Gallery of photos from the event.

Wednesday, July 1, 2015

Songwriter Envy

Last week, I sent out my completed novel to my agent. To be more accurate, I sent her the completed rewrite of my novel, a process that took approximately nine months. Yeah. That's a very telling amount of time. I wish I could say that sending my book this time was a hallelujah moment, but I didn't even bother to break open the wine bottle that night, because the truth is that I don't know if this was a significant moment.

I have been working on this novel for over three years, sending versions back and forth across the ethers so my agent and her minions can return it to me chock full of notes which usually sends me  into a creative and emotional tailspin. I could have gestated two baby elephants in that time. My dad keeps asking me, "What am I supposed to tell people when they ask people what you are up to?" I know. People ask me, too. I don't know what to tell them. I'm working on it. It was easier when I worked on the first novel. I was employed (going all Clark Kent) as a fabric designer. Nobody suspected I was actually Superman working on a novel. They didn't ask. I didn't have to give out progress reports.

I have other novels that haven't seen the light of day and never will. I also have parts of novels that are in various stage of completion. I have often said that in my next life I am going to be a songwriter. If you write a song and it sucks, you just throw it away, grumble for a day or two, and write a new one.  It is true that I don't know exactly how long it takes most people to write a song, but my daughter can crank one out in an afternoon if she is fueled with enough angst. As her mother, I've given her the needed motivation on several occasions. (Taylor Swift's mom will back me up on this.)

Last night, we had the pleasure of sitting down with two musician/songwriters over drinks at our friend Cynthia and David's barn. Shawn and Jordyn,  newlyweds who make up the harmonic alternate folk duo, Flagship Romance, were taking a night off from their 60+ stop Honeymoon tour. (Let me be clear: although, I want to be a songwriter in my next life,  I'll let someone else take those songs on the road. I am not cut out for the gypsy life.) Flagship Romance have been past features in Cynthia and David's summer Barn Concert series, and Mark and I don't miss a barn concert if at all humanly possible. Being barn groupies, we pretty much invited ourselves over when we heard that Shawn and Jordyn were in town. We buffered our arrival with the gift of good beer. Know thy audience!

I told them of my songwriter aspirations which are basically novelists woes in disguise. They regaled us with stories from the road which is another reason to befriend traveling minstrels--to get the news from outer kingdoms.

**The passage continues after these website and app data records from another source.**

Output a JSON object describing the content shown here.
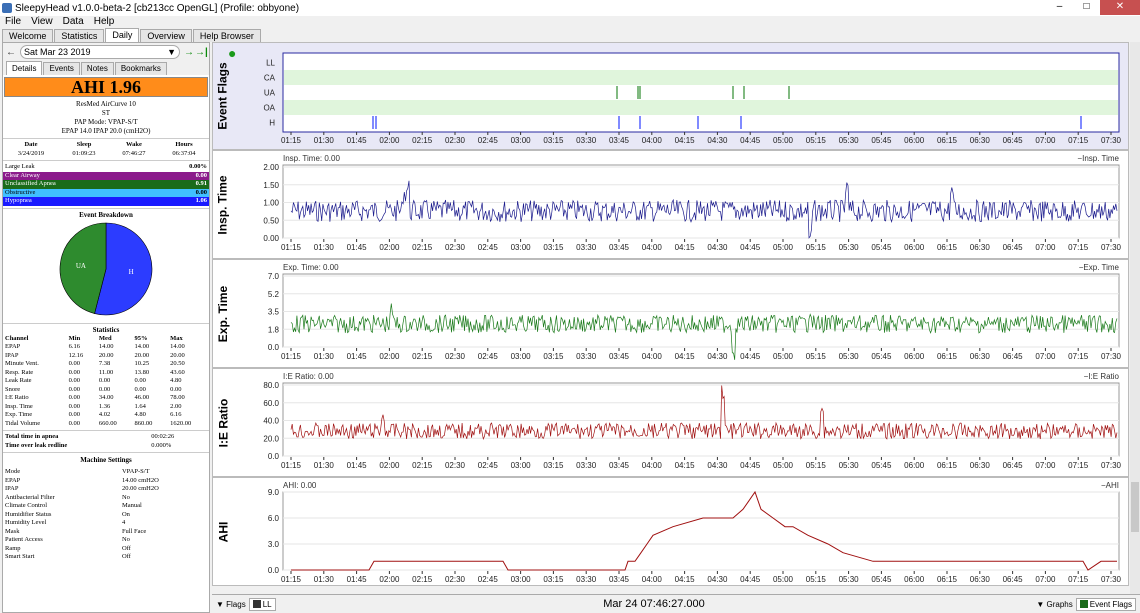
{
  "window": {
    "title": "SleepyHead v1.0.0-beta-2 [cb213cc OpenGL] (Profile: obbyone)"
  },
  "menu": [
    "File",
    "View",
    "Data",
    "Help"
  ],
  "tabs": [
    "Welcome",
    "Statistics",
    "Daily",
    "Overview",
    "Help Browser"
  ],
  "active_tab": "Daily",
  "nav": {
    "date": "Sat Mar 23 2019"
  },
  "subtabs": [
    "Details",
    "Events",
    "Notes",
    "Bookmarks"
  ],
  "summary": {
    "ahi": "AHI 1.96",
    "machine": "ResMed AirCurve 10",
    "model": "ST",
    "pap_mode": "PAP Mode: VPAP-S/T",
    "pressures": "EPAP 14.0 IPAP 20.0 (cmH2O)"
  },
  "session": {
    "headers": [
      "Date",
      "Sleep",
      "Wake",
      "Hours"
    ],
    "values": [
      "3/24/2019",
      "01:09:23",
      "07:46:27",
      "06:37:04"
    ]
  },
  "event_indices": [
    {
      "label": "Large Leak",
      "value": "0.00%",
      "color": "#ffffff"
    },
    {
      "label": "Clear Airway",
      "value": "0.00",
      "color": "#8b1a8b"
    },
    {
      "label": "Unclassified Apnea",
      "value": "0.91",
      "color": "#1a6b1a"
    },
    {
      "label": "Obstructive",
      "value": "0.00",
      "color": "#40c0ff"
    },
    {
      "label": "Hypopnea",
      "value": "1.06",
      "color": "#1a1aff"
    }
  ],
  "breakdown": {
    "title": "Event Breakdown",
    "slices": [
      {
        "label": "UA",
        "value": 46,
        "color": "#2e8b2e"
      },
      {
        "label": "H",
        "value": 54,
        "color": "#2c3cff"
      }
    ]
  },
  "statistics": {
    "title": "Statistics",
    "headers": [
      "Channel",
      "Min",
      "Med",
      "95%",
      "Max"
    ],
    "rows": [
      [
        "EPAP",
        "6.16",
        "14.00",
        "14.00",
        "14.00"
      ],
      [
        "IPAP",
        "12.16",
        "20.00",
        "20.00",
        "20.00"
      ],
      [
        "Minute Vent.",
        "0.00",
        "7.38",
        "10.25",
        "20.50"
      ],
      [
        "Resp. Rate",
        "0.00",
        "11.00",
        "13.80",
        "43.60"
      ],
      [
        "Leak Rate",
        "0.00",
        "0.00",
        "0.00",
        "4.80"
      ],
      [
        "Snore",
        "0.00",
        "0.00",
        "0.00",
        "0.00"
      ],
      [
        "I:E Ratio",
        "0.00",
        "34.00",
        "46.00",
        "78.00"
      ],
      [
        "Insp. Time",
        "0.00",
        "1.36",
        "1.64",
        "2.00"
      ],
      [
        "Exp. Time",
        "0.00",
        "4.02",
        "4.80",
        "6.16"
      ],
      [
        "Tidal Volume",
        "0.00",
        "660.00",
        "860.00",
        "1620.00"
      ]
    ]
  },
  "totals": [
    {
      "label": "Total time in apnea",
      "value": "00:02:26"
    },
    {
      "label": "Time over leak redline",
      "value": "0.000%"
    }
  ],
  "machine_settings": {
    "title": "Machine Settings",
    "rows": [
      [
        "Mode",
        "VPAP-S/T"
      ],
      [
        "EPAP",
        "14.00 cmH2O"
      ],
      [
        "IPAP",
        "20.00 cmH2O"
      ],
      [
        "Antibacterial Filter",
        "No"
      ],
      [
        "Climate Control",
        "Manual"
      ],
      [
        "Humidifier Status",
        "On"
      ],
      [
        "Humidity Level",
        "4"
      ],
      [
        "Mask",
        "Full Face"
      ],
      [
        "Patient Access",
        "No"
      ],
      [
        "Ramp",
        "Off"
      ],
      [
        "Smart Start",
        "Off"
      ]
    ]
  },
  "time_ticks": [
    "01:15",
    "01:30",
    "01:45",
    "02:00",
    "02:15",
    "02:30",
    "02:45",
    "03:00",
    "03:15",
    "03:30",
    "03:45",
    "04:00",
    "04:15",
    "04:30",
    "04:45",
    "05:00",
    "05:15",
    "05:30",
    "05:45",
    "06:00",
    "06:15",
    "06:30",
    "06:45",
    "07:00",
    "07:15",
    "07:30"
  ],
  "graphs": {
    "flags": {
      "title": "Event Flags",
      "rows": [
        "LL",
        "CA",
        "UA",
        "OA",
        "H"
      ]
    },
    "insp": {
      "title": "Insp. Time",
      "readout": "Insp. Time: 0.00",
      "legend": "Insp. Time",
      "yticks": [
        "2.00",
        "1.50",
        "1.00",
        "0.50",
        "0.00"
      ],
      "color": "#1a1a8c"
    },
    "exp": {
      "title": "Exp. Time",
      "readout": "Exp. Time: 0.00",
      "legend": "Exp. Time",
      "yticks": [
        "7.0",
        "5.2",
        "3.5",
        "1.8",
        "0.0"
      ],
      "color": "#1a7a1a"
    },
    "ie": {
      "title": "I:E Ratio",
      "readout": "I:E Ratio: 0.00",
      "legend": "I:E Ratio",
      "yticks": [
        "80.0",
        "60.0",
        "40.0",
        "20.0",
        "0.0"
      ],
      "color": "#a01010"
    },
    "ahi": {
      "title": "AHI",
      "readout": "AHI: 0.00",
      "legend": "AHI",
      "yticks": [
        "9.0",
        "6.0",
        "3.0",
        "0.0"
      ],
      "color": "#a01010"
    }
  },
  "bottom": {
    "flags_label": "Flags",
    "flags_combo": "LL",
    "center": "Mar 24 07:46:27.000",
    "graphs_label": "Graphs",
    "graphs_combo": "Event Flags"
  }
}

More than that, we all sat around in easy camaraderie, talking influences and nodding to great musical performances. We moved onto the subject of audience/reader interpretation of material and how an idea that started off in our head becomes its own magical creature once the public braids their experiences into what we mistakingly own as our creations.

Impromptu gatherings with the artist set are par for the course here--but never mundane. I count myself lucky to be able to have exchanges with so many artists and art enthusiasts, those who live here and those who are traveling through Arden. They are the springboards to important conversations. What is art? Who has ownership of it? How can we collaborate? How do we get paid in this new electronic economy? What other mediums inspire us? How do we make sense of our world? Craft beer lubricates these dialogs which always seem to end in song when the musicians are in town. I take these lyrics and melodies home with me where I process them over a night's sleep. My dreams take ownership of them--possibly to transform them into more of what I do. After all, they are part of the novelist's experience now. It is a true Möbius strip.

Flagship Romance headed south the next day, and with them went my songwriter fantasies. I am a novelist and sometimes painter. I know my place in the order of things. My book is in the cloud now. The cloud--an image that used to represent heaven, is my artistic purgatory. That's fine. Time to pick up a paintbrush.